Rose sank auf ihrem Platz zusammen – ihre Körpersprache signalisierte Bedauern und Scham. David bemerkte es nicht. Er zerdrückte soeben eine Bierdose an seiner Stirn. Rose tat es leid, dass sie das andere Mädchen verärgert hatte. Aber David ging es gut. Das war wichtig. Als Einziges wichtig.

***

Eine Stunde später hatte sich Rose noch immer nicht vom Fleck gerührt. Ihre Hautsensoren registrierten die nächtliche Kühle, aber sie hatte nichts, womit sie sich zudecken konnte. David schien auf der anderen Seite des Feuers warm zu sein. Seine Wangen und sein Hals waren gerötet, und feuchte Haarlöckchen klebten an seiner Stirn. Die Jungs redeten laut, lachten und boxten sich gegenseitig. Rose wünschte, David würde seinen Arm um ihre Schulter legen.

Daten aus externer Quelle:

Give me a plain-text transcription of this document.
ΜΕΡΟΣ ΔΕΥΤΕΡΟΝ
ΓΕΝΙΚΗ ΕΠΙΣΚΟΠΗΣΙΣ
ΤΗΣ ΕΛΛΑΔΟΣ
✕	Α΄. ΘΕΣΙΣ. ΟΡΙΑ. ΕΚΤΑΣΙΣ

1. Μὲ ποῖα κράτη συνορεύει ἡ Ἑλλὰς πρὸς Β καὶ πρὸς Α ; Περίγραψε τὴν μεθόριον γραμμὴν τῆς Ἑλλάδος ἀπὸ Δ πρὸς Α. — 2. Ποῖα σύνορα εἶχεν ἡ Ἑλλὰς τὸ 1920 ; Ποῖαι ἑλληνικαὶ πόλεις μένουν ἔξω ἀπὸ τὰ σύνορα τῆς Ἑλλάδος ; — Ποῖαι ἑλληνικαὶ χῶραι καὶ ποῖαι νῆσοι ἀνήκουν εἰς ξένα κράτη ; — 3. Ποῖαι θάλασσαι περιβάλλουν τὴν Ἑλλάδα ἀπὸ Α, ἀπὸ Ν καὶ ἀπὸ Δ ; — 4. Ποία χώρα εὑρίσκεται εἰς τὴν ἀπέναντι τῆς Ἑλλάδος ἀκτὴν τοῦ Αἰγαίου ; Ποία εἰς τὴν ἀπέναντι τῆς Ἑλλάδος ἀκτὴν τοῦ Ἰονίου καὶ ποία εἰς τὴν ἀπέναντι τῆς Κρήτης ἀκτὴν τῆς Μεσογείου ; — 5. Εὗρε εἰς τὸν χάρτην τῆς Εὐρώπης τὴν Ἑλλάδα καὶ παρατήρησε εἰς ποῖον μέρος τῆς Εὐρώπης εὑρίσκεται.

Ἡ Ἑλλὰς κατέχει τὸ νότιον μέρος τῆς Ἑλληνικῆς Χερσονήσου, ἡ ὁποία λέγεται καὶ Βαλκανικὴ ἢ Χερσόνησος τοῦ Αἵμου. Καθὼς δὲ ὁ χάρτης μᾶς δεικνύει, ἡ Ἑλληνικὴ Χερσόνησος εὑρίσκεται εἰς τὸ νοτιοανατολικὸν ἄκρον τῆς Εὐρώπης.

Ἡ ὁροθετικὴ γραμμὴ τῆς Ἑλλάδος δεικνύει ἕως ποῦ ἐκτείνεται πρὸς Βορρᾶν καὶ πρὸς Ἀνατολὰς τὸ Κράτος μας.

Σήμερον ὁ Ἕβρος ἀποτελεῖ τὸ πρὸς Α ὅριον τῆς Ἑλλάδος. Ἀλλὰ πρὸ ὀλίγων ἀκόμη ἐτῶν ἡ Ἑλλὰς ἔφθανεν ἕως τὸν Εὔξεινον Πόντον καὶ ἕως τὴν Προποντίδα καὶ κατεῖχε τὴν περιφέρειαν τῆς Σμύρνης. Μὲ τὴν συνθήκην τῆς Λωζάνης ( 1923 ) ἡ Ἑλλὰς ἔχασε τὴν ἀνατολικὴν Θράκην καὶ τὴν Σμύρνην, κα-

Artie trank nicht. Stattdessen rauchte er, starrte ins Feuer und warf die Zigarettenstummel in die Flammen. Als er sich die sechste oder siebte Zigarette angezündet hatte, redete er endlich.

»Hey, Rote. Was guckst du so finster?«

»Wie bitte?«

»Warum so trübsinnig?«

»Ich bin nicht trübsinnig. Ich warte.«

Artie bot Rose eine Kippe an, aber sie schüttelte den Kopf.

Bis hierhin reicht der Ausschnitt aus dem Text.